Accounting Methods by U.S. Can Be Puzzling
January 31, 2012 (Belleville News-Democrat, Ill.) Question: When and why did the federal government change from cash-based to accrual-based accounting/budgeting?
How difficult would it be to budget government expenses on a cash basis, using the actual income received over the preceding fiscal year?
Answer: When I called the Office of Management and Budget, I hoped I would be posing a straightforward question: Does the federal government use cash-based or accrual-based accounting and when did it adopt that method?
What I got was one very puzzled press office worker.
"I don't think there's a way to answer that question in such a broad sense of the term," she said. "For any given report, it depends. There are reports that refer to obligations made or funds that have actually been paid out. The question depends on which line (of the budget) you're referring to, basically."
It's the kind of answer that seems to upset many economists and politicians. Just last March, Rep. Todd Platts, R-Pa., and chairman of the House's Government Organization Subcommittee, held hearings to see why the real 2010 federal deficit was possibly $800 billion more than the $1.3 trillion reported. One reason they investigated: The government still mixes the two accounting methods, which may produce a rosier bottom line.
Let me see if I can explain this somewhat arcane subject:
Cash-based accounting, as you imply, is similar to how the average person handles a checkbook. You normally record the date you deposit money into the bank or the date you actually write a check for an expense, not necessarily the date you receive the income or incurred the debt.
This has helped put individuals and governments in financial trouble, many argue. Let's say you take a $20,000 loan on your credit card. Anyone looking at your checkbook would see only a $20,000 infusion of cash with no indication that you now have a $20,000 debt -- probably at high interest. Similarly, a government using cash accounting would not have to show a bill it has incurred until it was paid.

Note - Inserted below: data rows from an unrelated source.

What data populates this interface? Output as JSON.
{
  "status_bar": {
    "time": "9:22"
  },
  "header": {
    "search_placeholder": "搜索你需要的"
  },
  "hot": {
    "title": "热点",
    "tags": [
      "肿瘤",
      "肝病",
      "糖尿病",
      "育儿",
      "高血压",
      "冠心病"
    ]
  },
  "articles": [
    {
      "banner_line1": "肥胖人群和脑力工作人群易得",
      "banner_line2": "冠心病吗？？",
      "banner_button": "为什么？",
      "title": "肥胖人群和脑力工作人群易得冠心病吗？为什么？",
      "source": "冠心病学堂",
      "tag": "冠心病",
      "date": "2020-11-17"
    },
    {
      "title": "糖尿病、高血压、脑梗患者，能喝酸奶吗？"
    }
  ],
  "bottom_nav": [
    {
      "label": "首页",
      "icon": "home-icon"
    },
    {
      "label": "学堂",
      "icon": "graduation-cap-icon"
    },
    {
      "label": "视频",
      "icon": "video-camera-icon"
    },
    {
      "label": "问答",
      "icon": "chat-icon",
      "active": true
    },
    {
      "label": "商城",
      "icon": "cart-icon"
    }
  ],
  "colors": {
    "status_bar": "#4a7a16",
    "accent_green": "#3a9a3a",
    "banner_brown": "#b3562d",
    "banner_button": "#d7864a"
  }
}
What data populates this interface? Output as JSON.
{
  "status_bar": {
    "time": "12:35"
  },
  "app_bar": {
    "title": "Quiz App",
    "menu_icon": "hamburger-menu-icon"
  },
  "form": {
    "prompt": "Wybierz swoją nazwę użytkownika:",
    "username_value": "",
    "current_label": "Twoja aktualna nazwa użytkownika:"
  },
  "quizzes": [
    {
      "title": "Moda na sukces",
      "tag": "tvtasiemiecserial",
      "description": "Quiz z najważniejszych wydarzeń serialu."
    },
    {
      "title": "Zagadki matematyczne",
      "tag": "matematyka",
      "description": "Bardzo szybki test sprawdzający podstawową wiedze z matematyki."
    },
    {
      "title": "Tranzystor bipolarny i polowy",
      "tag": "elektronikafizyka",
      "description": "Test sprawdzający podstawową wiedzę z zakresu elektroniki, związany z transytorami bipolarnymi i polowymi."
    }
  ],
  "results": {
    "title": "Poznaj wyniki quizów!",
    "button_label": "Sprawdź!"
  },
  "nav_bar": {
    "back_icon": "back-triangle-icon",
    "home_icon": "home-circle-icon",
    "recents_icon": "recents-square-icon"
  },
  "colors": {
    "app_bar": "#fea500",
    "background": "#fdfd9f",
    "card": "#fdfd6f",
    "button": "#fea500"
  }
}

As a result, many say this does not provide an accurate financial picture, which is why businesses have been using accrual-based accounting for more than a century.
In the accrual method, a construction company, for example, would record all income from a job when it is completed, not when the customer pays the bill. Similarly, expenses are recorded as soon as the company lays down its credit card for lumber, not when it pays its Visa bill.
Can you, like Rep. Platts, begin to see the hanky-panky government can play by mixing the two? For example, the cash-based method wouldn't have to take into account those down-the-road Social Security and Medicare obligations that have been promised.
"The problem with cash accounting is that there's a tremendous opportunity for manipulation," University of Texas accounting professor and author Michael Granof once told USA Today. "It's not just that you fool others. You end up fooling yourself, too."
Although federal law once required all taxpayers to use the cash-based method, accrual-based accounting was added to U.S. tax law a century ago. Now, all companies and institutions that have revenue of $1 million or more must use it.
In 2010, the International Federation of Accountants urged all governments to adopt accrual-based accounting. (New Zealand and Australia, for example, have.) They say the cash method does not conform to generally accepted accounting principles,
Others, however, argue that accrual-based accounting may not be entirely accurate, either. For example, expenses far in the future may be affected by even small changes in interest rates. So, faulty assumptions now can lead to figures wildly off the mark. Accrual accounting also may provide less insight into the precise timing of expenditures and revenues.
In any case, the federal government apparently still has not complied with a law Congress passed Aug. 1, 1956, which required "as soon as practicable" that all executive agencies adopt the accrual-based accounting method. But I hope you now have a little better understanding of the subject so you can decide whether they should.